Pemerintah Kota Bekasi, Jawa Barat, memastikan menanggung seluruh biaya pengobatan dan perawatan 14 korban kebakaran di area Stasiun Pengisian Bulk Elpiji (SPBE) Cimuning, Kecamatan Mustika Jaya secara menyeluruh.
"Kami pastikan seluruh korban mendapatkan penanganan medis secara menyeluruh.
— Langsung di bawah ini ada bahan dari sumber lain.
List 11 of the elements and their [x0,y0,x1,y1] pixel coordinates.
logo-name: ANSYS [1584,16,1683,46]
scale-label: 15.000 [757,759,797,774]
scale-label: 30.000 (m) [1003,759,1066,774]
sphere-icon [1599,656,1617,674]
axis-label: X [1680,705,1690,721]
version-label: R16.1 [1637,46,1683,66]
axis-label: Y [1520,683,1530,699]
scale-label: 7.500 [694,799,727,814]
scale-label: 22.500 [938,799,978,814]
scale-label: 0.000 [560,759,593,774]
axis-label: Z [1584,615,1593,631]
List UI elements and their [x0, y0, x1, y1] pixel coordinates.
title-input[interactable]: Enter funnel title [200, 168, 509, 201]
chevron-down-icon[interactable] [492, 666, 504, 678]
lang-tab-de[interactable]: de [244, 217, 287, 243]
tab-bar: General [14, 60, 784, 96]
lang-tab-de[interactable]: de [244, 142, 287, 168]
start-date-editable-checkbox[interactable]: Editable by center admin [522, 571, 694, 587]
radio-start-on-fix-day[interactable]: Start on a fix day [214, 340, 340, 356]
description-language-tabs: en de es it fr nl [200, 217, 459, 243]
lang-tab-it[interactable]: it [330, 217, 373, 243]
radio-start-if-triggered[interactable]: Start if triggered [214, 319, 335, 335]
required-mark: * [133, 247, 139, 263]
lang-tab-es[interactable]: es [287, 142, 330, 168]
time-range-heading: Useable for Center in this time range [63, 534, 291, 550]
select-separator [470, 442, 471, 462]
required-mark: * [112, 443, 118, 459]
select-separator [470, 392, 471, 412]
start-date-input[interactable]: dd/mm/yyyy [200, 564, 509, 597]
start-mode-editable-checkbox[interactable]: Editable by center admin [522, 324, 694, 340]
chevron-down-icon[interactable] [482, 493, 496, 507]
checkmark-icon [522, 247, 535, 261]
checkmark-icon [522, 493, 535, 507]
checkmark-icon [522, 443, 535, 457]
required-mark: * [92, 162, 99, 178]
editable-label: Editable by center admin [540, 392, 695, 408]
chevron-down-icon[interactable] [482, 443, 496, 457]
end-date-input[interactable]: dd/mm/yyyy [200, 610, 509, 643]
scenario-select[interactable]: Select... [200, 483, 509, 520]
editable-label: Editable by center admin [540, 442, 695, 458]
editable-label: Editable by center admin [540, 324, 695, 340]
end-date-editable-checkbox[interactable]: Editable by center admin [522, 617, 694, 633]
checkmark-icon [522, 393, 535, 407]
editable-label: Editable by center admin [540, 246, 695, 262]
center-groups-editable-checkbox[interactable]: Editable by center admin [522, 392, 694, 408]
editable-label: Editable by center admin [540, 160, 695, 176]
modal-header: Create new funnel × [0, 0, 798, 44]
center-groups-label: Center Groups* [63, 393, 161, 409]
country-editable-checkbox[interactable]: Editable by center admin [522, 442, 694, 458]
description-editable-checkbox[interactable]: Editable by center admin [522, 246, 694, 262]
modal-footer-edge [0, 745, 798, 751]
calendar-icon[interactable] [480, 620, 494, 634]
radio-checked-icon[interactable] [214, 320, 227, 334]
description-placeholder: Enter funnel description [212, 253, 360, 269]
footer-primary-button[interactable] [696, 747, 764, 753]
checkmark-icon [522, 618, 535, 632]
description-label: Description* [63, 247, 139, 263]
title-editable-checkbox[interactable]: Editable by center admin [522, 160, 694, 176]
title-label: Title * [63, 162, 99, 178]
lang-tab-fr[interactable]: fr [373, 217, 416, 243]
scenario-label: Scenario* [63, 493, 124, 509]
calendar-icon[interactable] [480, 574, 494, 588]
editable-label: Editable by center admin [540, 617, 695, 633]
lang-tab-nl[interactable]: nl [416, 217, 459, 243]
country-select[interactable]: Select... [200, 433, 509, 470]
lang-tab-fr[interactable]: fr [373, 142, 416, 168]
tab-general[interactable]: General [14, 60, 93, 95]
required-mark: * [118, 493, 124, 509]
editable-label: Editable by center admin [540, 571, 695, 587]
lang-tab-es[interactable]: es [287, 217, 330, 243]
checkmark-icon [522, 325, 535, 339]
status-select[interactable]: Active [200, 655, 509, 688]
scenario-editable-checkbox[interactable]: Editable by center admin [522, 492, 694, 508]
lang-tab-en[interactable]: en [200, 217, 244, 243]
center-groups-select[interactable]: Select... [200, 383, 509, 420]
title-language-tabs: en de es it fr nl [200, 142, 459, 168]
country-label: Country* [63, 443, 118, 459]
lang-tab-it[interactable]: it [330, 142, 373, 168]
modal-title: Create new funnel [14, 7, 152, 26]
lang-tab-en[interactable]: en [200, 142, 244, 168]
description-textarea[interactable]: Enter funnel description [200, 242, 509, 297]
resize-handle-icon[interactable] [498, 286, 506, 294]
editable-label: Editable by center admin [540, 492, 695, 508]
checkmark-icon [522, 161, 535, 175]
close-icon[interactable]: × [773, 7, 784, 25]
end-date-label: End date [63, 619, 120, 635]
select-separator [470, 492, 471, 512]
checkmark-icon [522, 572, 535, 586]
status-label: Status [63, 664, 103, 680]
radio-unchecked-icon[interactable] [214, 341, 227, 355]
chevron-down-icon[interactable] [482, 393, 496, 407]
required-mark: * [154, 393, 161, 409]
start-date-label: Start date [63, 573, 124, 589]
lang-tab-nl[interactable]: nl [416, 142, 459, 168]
Kebijakan ini diambil sebagai bentuk negara hadir dan bertanggung jawab atas musibah yang terjadi kepada masyarakat," kata Wakil Wali Kota Bekasi Abdul Harris Bobihoe saat meninjau lokasi, Kamis.
Dirinya memastikan pemerintah daerah akan menanggung penuh seluruh biaya pengobatan dan perawatan korban baik melalui BPJS Kesehatan maupun skema pembiayaan lain.
Dia menilai insiden musibah kebakaran tersebut berdampak cukup luas, termasuk terhadap permukiman warga di sekitar lokasi kejadian.
"Dampak yang ada di sekitar sini tentunya rumah warga beberapa yang terdampak dan korban kurang lebih 14 orang," ujarnya.
Meski tidak menimbulkan korban jiwa, insiden tersebut mengakibatkan belasan warga mengalami luka bakar serius, bahkan hingga mencapai 90 persen.
"Para korban sudah kita evakuasi ke Rumah Sakit Tipe A kita. Baik, di RSUD Chasbullah maupun rujukan ke RS Cipto Mangunkusumo agar mendapatkan penanganan yang baik," katanya.
Pemerintah Kota Bekasi, lanjut dia, akan memastikan seluruh korban mendapatkan pelayanan terbaik hingga proses pemulihan selesai.
"Karena ini adalah musibah yang tidak bisa diprakirakan. Insyaallah semua korban itu akan menjadi tanggungan dari Pemerintah Kota Bekasi," ucapnya.
Peristiwa kebakaran diduga dipicu oleh kebocoran gas saat proses pengisian tabung hingga memicu api dan menyebabkan kerusakan di area sekitar.
Plt Kepala Dinas Pemadam Kebakaran dan Penyelamatan (Disdamkarmat) Kota Bekasi Heryanto mengungkapkan berdasarkan hasil investigasi sementara, kebakaran dipicu kebocoran gas saat proses pengisian ke tabung utama.
"Akibatnya, area seluas kurang lebih 2.000 meter persegi terdampak. Selain itu, sejumlah korban, termasuk warga sekitar turut menjadi korban. Mereka saat ini masih menjalani perawatan intensif di rumah sakit akibat luka bakar yang dialami," kata dia.
Kondisi di lokasi kejadian kini telah dinyatakan aman dan terkendali setelah api berhasil dipadamkan pada Kamis pukul 03.45 WIB. Pemerintah Kota Bekasi mengimbau masyarakat untuk tetap waspada sambil menunggu hasil investigasi lanjutan guna memastikan penyebab pasti kejadian tersebut.